Green spent several years serving as a lay chaplain in children’s hospital. He said this experience laid the groundwork for “The Fault in Our Stars.” He came to know the “sick kids” as real people, and his aim for the film was to express that realness to his audience. He does this through the primary story as well as through the characters’ discussions about a fictitious work, “An Imperial Affliction.”
Protagonist Hazel Grace reads and rereads the novel, “An Imperial Affliction,” obsessively. A key plot element, the book tells of a young girl dying of cancer. Its reclusive author (played by Willem Dafoe) notably ends the book midsentence. This drives Hazel to contact him and to seek answers to her lingering questions.
When asked if he considered ending “The Fault in Our Stars” midsentence, Green said, “I thought it would be very clever. And I like to be very clever. But in the end I agreed… that it violates the contract between writer and reader. You have to end a book somewhere or else every book would end with the extinction of the human species. So I chose to end the book where I could. But I tried to give enough of an ending that it wouldn’t violate that contract between us.”
He later continued on the subject of “An Imperial Affliction.”
“The only parts of ‘An Imperial Affliction’ I ever wrote are the parts that appear and the book and the parts that appear in the movie. In the movie, Hazel is reading (the book), so I wrote three or four pages. It’s just four pages repeated for 700 pages. It’s really meta (laughs). I wanted ‘An Imperial Affliction’ to be an imaginary book. I think there’s a perfection to books that don’t exist that can’t happen for books that do exist. I liked that idea. I liked it thematically, but I also just didn’t feel like I could write it.
“In ‘An Imperial Affliction,’ one of the very few things that we do know about it is that it’s very concerned with identity and authenticity in the relationship between the perceived self and real self, which I think is interesting for people living with cancer. A lot of times they are perceived one-dimensionally. They’re perceived as kind of less than fully human in some ways because they’re thought of as these mere tragedies, or people who can’t have sexual desire, or can’t have full rich love in their lives or whatever… A lot of the time when we think about people with serious illness, we think of the popular representation of them… You confuse those representations of people living with disabilities with the reality that people living with disabilities experience.”

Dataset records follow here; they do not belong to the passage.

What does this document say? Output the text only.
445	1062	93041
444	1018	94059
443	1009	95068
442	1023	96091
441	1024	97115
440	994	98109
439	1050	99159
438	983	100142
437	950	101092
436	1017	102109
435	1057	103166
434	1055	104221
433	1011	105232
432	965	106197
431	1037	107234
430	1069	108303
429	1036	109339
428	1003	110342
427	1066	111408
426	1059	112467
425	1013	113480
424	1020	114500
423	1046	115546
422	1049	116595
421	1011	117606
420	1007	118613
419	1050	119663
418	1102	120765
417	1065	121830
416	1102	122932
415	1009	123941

Nat Wolff added, “We all cared about the characters and wanted to do justice to them, not only to their illnesses but just to the characters.”
John continued, “(The characters) have the flaws that people have. The idea that illness and disability is a flaw is a really common trope in pop culture stories about serious disability.”

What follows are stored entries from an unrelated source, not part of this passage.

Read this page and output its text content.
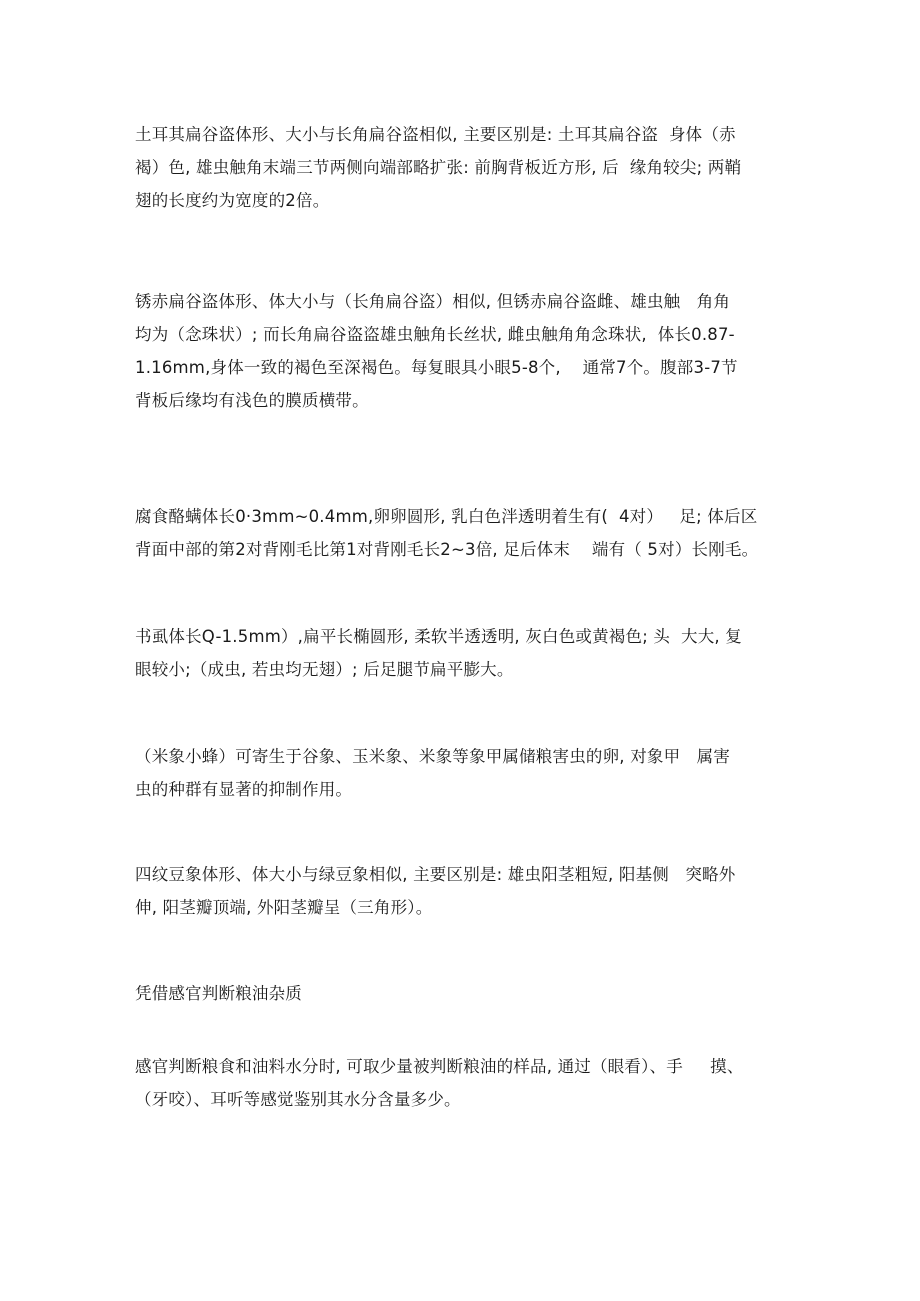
土耳其扁谷盗体形、大小与长角扁谷盗相似, 主要区别是: 土耳其扁谷盗  身体（赤
褐）色, 雄虫触角末端三节两侧向端部略扩张: 前胸背板近方形, 后  缘角较尖; 两鞘
翅的长度约为宽度的2倍。

锈赤扁谷盗体形、体大小与（长角扁谷盗）相似, 但锈赤扁谷盗雌、雄虫触   角角
均为（念珠状）; 而长角扁谷盗盗雄虫触角长丝状, 雌虫触角角念珠状,  体长0.87-
1.16mm,身体一致的褐色至深褐色。每复眼具小眼5-8个,    通常7个。腹部3-7节
背板后缘均有浅色的膜质横带。

腐食酪螨体长0·3mm~0.4mm,卵卵圆形, 乳白色泮透明着生有(  4对）   足; 体后区
背面中部的第2对背刚毛比第1对背刚毛长2~3倍, 足后体末    端有（ 5对）长刚毛。

书虱体长Q-1.5mm）,扁平长椭圆形, 柔软半透透明, 灰白色或黄褐色; 头  大大, 复
眼较小;（成虫, 若虫均无翅）; 后足腿节扁平膨大。

（米象小蜂）可寄生于谷象、玉米象、米象等象甲属储粮害虫的卵, 对象甲   属害
虫的种群有显著的抑制作用。

四纹豆象体形、体大小与绿豆象相似, 主要区别是: 雄虫阳茎粗短, 阳基侧   突略外
伸, 阳茎瓣顶端, 外阳茎瓣呈（三角形）。

凭借感官判断粮油杂质

感官判断粮食和油料水分时, 可取少量被判断粮油的样品, 通过（眼看）、手     摸、
（牙咬）、耳听等感觉鉴别其水分含量多少。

Nat said, “If you treat (disability) as a flaw, then the movie’s gonna be like, ‘O, the wise sick kids sit in their beds and spout wisdom to the healthy kids.’ ”
“And the healthy kids learn important lessons,” John interjects with rolling eyes.
Nat concluded, “Whereas in (‘The Fault in Our Stars’), it’s funnier and more painful that they’re so real, that they’re angry and funny.”
“Not that a movie should be a message, but I do think (‘Fault’ has) a good message,” Wolff said. “You don’t have to live your life to be remembered, just live your life… We are involved in something so much bigger than our careers, so much bigger than this movie, and so much bigger than…”
“Us,” Woodley completed the thought.
(This article was contributed to OGO by Kelly and Lily Wofford.)